SHIRLEY — Nancy’s mother was Katharine Reid Darby. The Darbys had one other child, Nancy’s maternal uncle, a son and brother to Katharine Reid Darby, named Walton Carpenter Darby (1897-1919). He was unfortunate to die of Bright’s disease on Labor Day, Sept. 5, 1919. Walton was a Navy man out of Annapolis who had been posted with his unit on a ship based inside the Arctic Circle. His assignment had been to stoke the boiler onboard ship. After continuous transfers from frigid cold to scorching heat during each of his shifts, the damage to his system was pronounced. He was only 21 at the time of his death.
My walk down memory lane with Nancy Peters on this temperate June afternoon was interrupted by my daughter Sophie, who had accompanied me on this assignment. She disrupted our thoughts on her way from the backyard to the upstairs music room where she intended to play an Internet game on my Nokia tablet. In truth, I noticed her sitting on the stair listening intently to Nancy recall the story of her long life. Even so, this interlude gave Nancy an opportunity to break from our discussion to show me her house, which had recently been put on the market.
The invitation notwithstanding, I felt comforted in the knowledge that dozens of others would shortly be invading Nancy’s privacy and thus we were not intruding beyond our welcome. The house stands on the north side of Groton Road heading west out of West Groton about a mile down. It is in the Early American-style circa 1820 with an imposing red brick façade. The colonial character is accentuated by its period antiques, a lifelong love of Nancy and her husband. These include a classic Sheraton sideboard in the dining room, two imposing portraits of a Tucker ancestor and his wife, along with the valued grandfather clock, its pendulum eviscerated from the clock’s belly, Nancy being unable to surgically restore it to its proper position.

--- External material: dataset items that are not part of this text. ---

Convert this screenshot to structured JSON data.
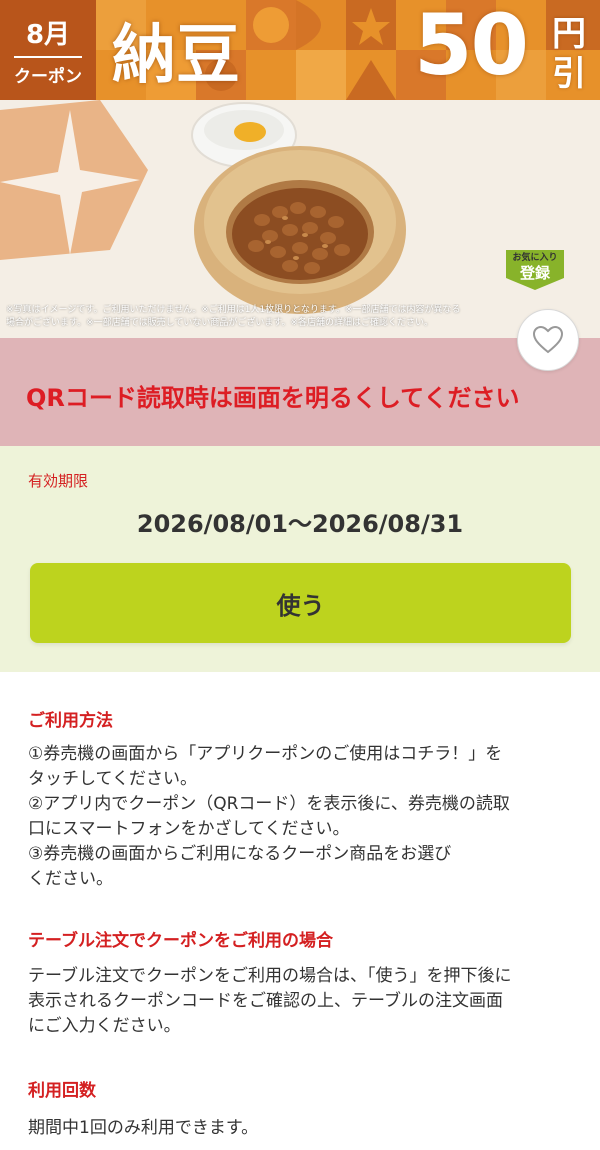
{
  "banner": {
    "month": "8月",
    "month_sub": "クーポン",
    "product_name": "納豆",
    "discount_amount": "50",
    "discount_unit_top": "円",
    "discount_unit_bottom": "引"
  },
  "hero": {
    "favorite_tag_line1": "お気に入り",
    "favorite_tag_line2": "登録",
    "disclaimer_line1": "※写真はイメージです。ご利用いただけません。※ご利用は1人1枚限りとなります。※一部店舗では内容が異なる",
    "disclaimer_line2": "場合がございます。※一部店舗では販売していない商品がございます。※各店舗の詳細はご確認ください。"
  },
  "icons": {
    "favorite": "heart-icon"
  },
  "notice": {
    "text": "QRコード読取時は画面を明るくしてください"
  },
  "validity": {
    "label": "有効期限",
    "range": "2026/08/01～2026/08/31"
  },
  "actions": {
    "use_label": "使う"
  },
  "usage": {
    "title": "ご利用方法",
    "lines": [
      "①券売機の画面から「アプリクーポンのご使用はコチラ！」を",
      "タッチしてください。",
      "②アプリ内でクーポン（QRコード）を表示後に、券売機の読取",
      "口にスマートフォンをかざしてください。",
      "③券売機の画面からご利用になるクーポン商品をお選び",
      "ください。"
    ]
  },
  "table_order": {
    "title": "テーブル注文でクーポンをご利用の場合",
    "lines": [
      "テーブル注文でクーポンをご利用の場合は、「使う」を押下後に",
      "表示されるクーポンコードをご確認の上、テーブルの注文画面",
      "にご入力ください。"
    ]
  },
  "usage_count": {
    "title": "利用回数",
    "text": "期間中1回のみ利用できます。"
  },
  "colors": {
    "banner_orange": "#e7912a",
    "badge_brown": "#b8551b",
    "notice_bg": "#dfb4b7",
    "notice_red": "#dd1d24",
    "validity_bg": "#eef3d9",
    "button_green": "#bdd31e",
    "section_red": "#d42021"
  }
}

The idyllic country scene was framed by small gardens at intervals all around the house. The heart of the house lies in its music room at the head of a landing, which also leads to the master bedroom suite. Two magnificent, tall Lyon & Healy harps, one a pedal harp, stood prominently alongside an exquisite Falcone piano. Early in her musical studies, Nancy studied with Leonard Shure, who recommended the Falcone brand to her. One eventually surfaced in Lexington at a private sale that Nancy was very pleased to acquire. The Falcone, as does a Steinway, “carries a depth and character of tone enabling a pianist to do subtle things,” claimed Nancy. “Another piano might sound too brilliant, too shiny.”
Nancy has a brother named Edwin Frederick Flindell IV, living now in Berlin, Germany, where he teaches musicology and music history. Brother Fred achieved his Ph.D. in musicology from the University of Pennsylvania after transferring in from stints at Yale and Dartmouth. Nancy’s sister was Katharine Reid (Flindell) Caffrey, who had the unenviable distinction of bearing seven happy children in nine years.
As for Nancy herself, she is the namesake of none other than her grandmother’s horse. There is no taking the country out of this gal. She spent her schoolgirl years at Summit in New Jersey until the age of 18. Her alma mater was Kent Place School, an all-girls enclave replete with uniforms and a strict code of conduct. A student there could gain points marked against her for showing so much as a trace of lipstick. Even at that modern date, girls were expected to order their stockings made of lisle by mail order from Manhattan.
Nancy studied music with an interest in playing piano, this in contrast to her brother’s more intellectual view of music history. She attended Radcliffe under a five-year program with double-duty at the Longy School of Music, both in Cambridge. After realizing that Radcliffe was focused on music history and musicology, Nancy steered her education toward the Longy School, where an emphasis was placed on performance.
Her Radcliffe professor once asked her to sight-read a hymn that Nancy had never played before. She was sufficiently nervous that when finished, the man asked her to play it again, “and this time would you please put in the accidentals?” She had forgotten to play the sharps and flats!